One of the possible mechanisms through which TNF-α exacerbates ROS production in mitochondria is by depleting endoplasmic reticulum (ER) Ca2+ stores and increasing cytosolic levels of Ca2+ via inositol-1,4,5-triphosphate (IP3) receptors [7, 26]. This in turn leads to an increased uptake of Ca2+ in mitochondria through mitochondrial voltage-dependent anion channels, the mitochondrial Ca2+ uniporter channels, and specifically, mitochondrial calcium uptake 1 channel [7, 22]. An increase in mitochondrial levels of Ca2+ causes rapid movement of ions through mitochondrial permeability transition pore leading to further accelerating ROS generation through complex III of electron transport chain [7, 26]. Similarly, earlier studies from our laboratory have shown involvement of mitochondrial complex III in intrinsic apoptotic signaling-mediated microvascular endothelial cell hyperpermeability [3]. Also, TNF-α is known to generate extramitochondrial or cellular ROS [1]. And so, we cannot rule out the role of extramitochondrial or cellular ROS in causing mitochondrial dysfunction and subsequent activation of caspase-3. Furthermore, TNF-α being a pro-apoptotic cytokine that mainly act through the receptor mediated pathway, there might be a component of receptor mediated pathway in the activation of caspase-3.

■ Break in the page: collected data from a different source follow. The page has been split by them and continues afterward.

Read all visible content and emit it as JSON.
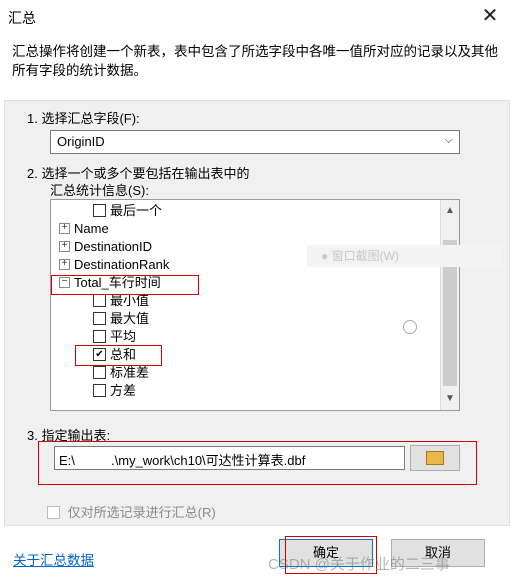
{
  "window": {
    "title": "汇总",
    "close_glyph": "✕"
  },
  "description": "汇总操作将创建一个新表，表中包含了所选字段中各唯一值所对应的记录以及其他所有字段的统计数据。",
  "step1": {
    "label": "1. 选择汇总字段(F):",
    "value": "OriginID"
  },
  "step2": {
    "label_line1": "2. 选择一个或多个要包括在输出表中的",
    "label_line2": "汇总统计信息(S):"
  },
  "tree": [
    {
      "type": "check",
      "label": "最后一个",
      "checked": false,
      "indent": 1
    },
    {
      "type": "node",
      "label": "Name",
      "expanded": false
    },
    {
      "type": "node",
      "label": "DestinationID",
      "expanded": false
    },
    {
      "type": "node",
      "label": "DestinationRank",
      "expanded": false
    },
    {
      "type": "node",
      "label": "Total_车行时间",
      "expanded": true
    },
    {
      "type": "check",
      "label": "最小值",
      "checked": false,
      "indent": 1
    },
    {
      "type": "check",
      "label": "最大值",
      "checked": false,
      "indent": 1
    },
    {
      "type": "check",
      "label": "平均",
      "checked": false,
      "indent": 1
    },
    {
      "type": "check",
      "label": "总和",
      "checked": true,
      "indent": 1
    },
    {
      "type": "check",
      "label": "标准差",
      "checked": false,
      "indent": 1
    },
    {
      "type": "check",
      "label": "方差",
      "checked": false,
      "indent": 1
    }
  ],
  "floating_hint": "窗口截图(W)",
  "step3": {
    "label": "3. 指定输出表:",
    "path": "E:\\          .\\my_work\\ch10\\可达性计算表.dbf"
  },
  "selected_only": {
    "label": "仅对所选记录进行汇总(R)",
    "checked": false,
    "enabled": false
  },
  "footer": {
    "about_link": "关于汇总数据",
    "ok_label": "确定",
    "cancel_label": "取消",
    "watermark": "CSDN @关于作业的二三事"
  },
  "colors": {
    "highlight_box": "#d00000",
    "link": "#0066cc",
    "checkbox_check": "#000000"
  }
}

However, in order to demonstrate importance of mitochondrial ROS in TNF-α-induced microvascular endothelial cell hyperpermeability, we have used α-lipoic acid, an endogenous mitochondrial antioxidant that scavenges ROS and promotes other antioxidants like glutathione, vitamin C, and vitamin E [14, 1618, 21]. It also reduces intracellular Ca2+ levels and thus inhibits mitochondrial Ca2+ surge [16]. RLMECs pretreated with α-lipoic acid showed decrease in TNF-α-induced endothelial cell hyperpermeability. Moreover, previous studies from our laboratory have demonstrated that α-lipoic acid attenuated hemorrhagic shock-induced microvascular endothelial cell hyperpermeability by decreasing mitochondrial ROS formation and preventing drop in mitochondrial transmembrane potential, thus limiting release of cytochrome c from mitochondria in to cytosol and averting an increase in effector caspase-3 activity [32, 33]. We have also demonstrated in our earlier study that even though there is an increase in endothelial cell caspase-3 activity during microvascular hyperpermeability that does not correlate to increase in apoptotic process or cell death in the endothelial cells, which in a way reaffirms that the microvascular endothelial cell hyperpermeability is a reversible process [29].

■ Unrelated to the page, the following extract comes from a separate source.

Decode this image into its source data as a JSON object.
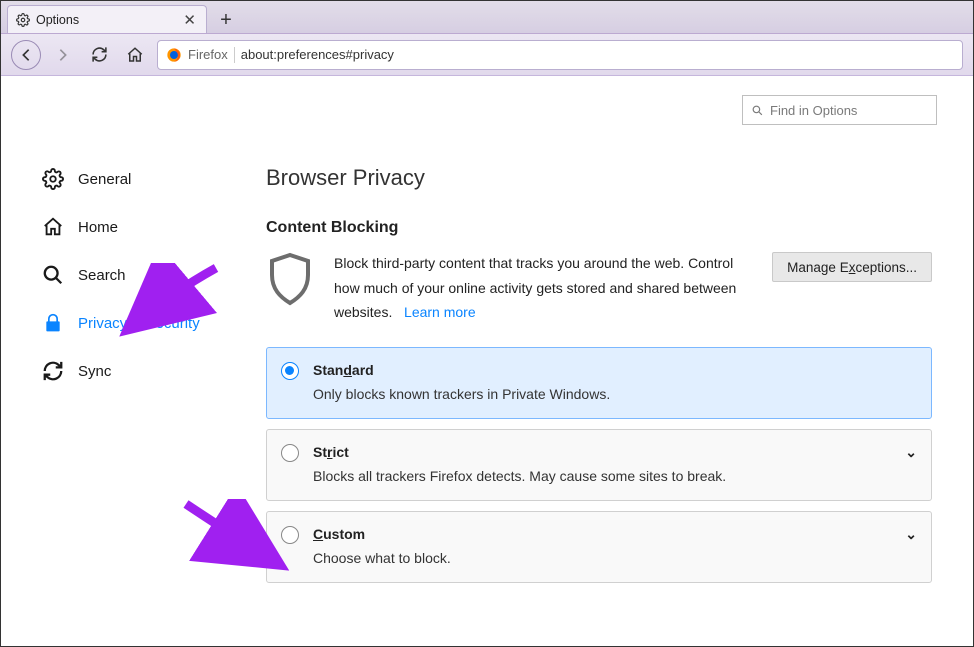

In conclusion, RLMECs exposed to TNF-α demonstrate increase in mitochondrial ROS production, decrease in mitochondrial transmembrane potential, and increase in caspase-3 activity. However, pretreatment with caspase-3 inhibitor, Z-DEVD-FMK, attenuates TNF-α-induced disruption of adherens junctional protein complex, actin stress fiber formation, and endothelial cell hyperpermeability. Furthermore, α-lipoic acid, a mitochondrial antioxidant, attenuated TNF-α-induced increase in endothelial cell barrier dysfunction. Thus, our results indicate the role of mitochondria-mediated “intrinsic” apoptotic signaling in regulating TNF-α-induced endothelial cell barrier dysfunction leading to an increase in permeability. The clinical significance of this study is that TNF-α, being a prominent player in the pathophysiology of inflammatory and ischemia-reperfusion injury, the results from this study have elucidated possible molecular mechanisms through which TNF-α induces microvascular endothelial cell hyperpermeability. The findings also provide avenues which have therapeutic potential by targeting different steps in the intrinsic apoptotic signaling pathway. Moreover, the desired result can be achieved either by blocking TNF-α-induced apoptotic signal transduction at the receptor level, or through protecting mitochondrial physiology by limiting intracellular Ca2+ surge and/or restoring mitochondrial function by preventing escalation in ROS formation from incoming apoptotic signal by using antioxidant therapy.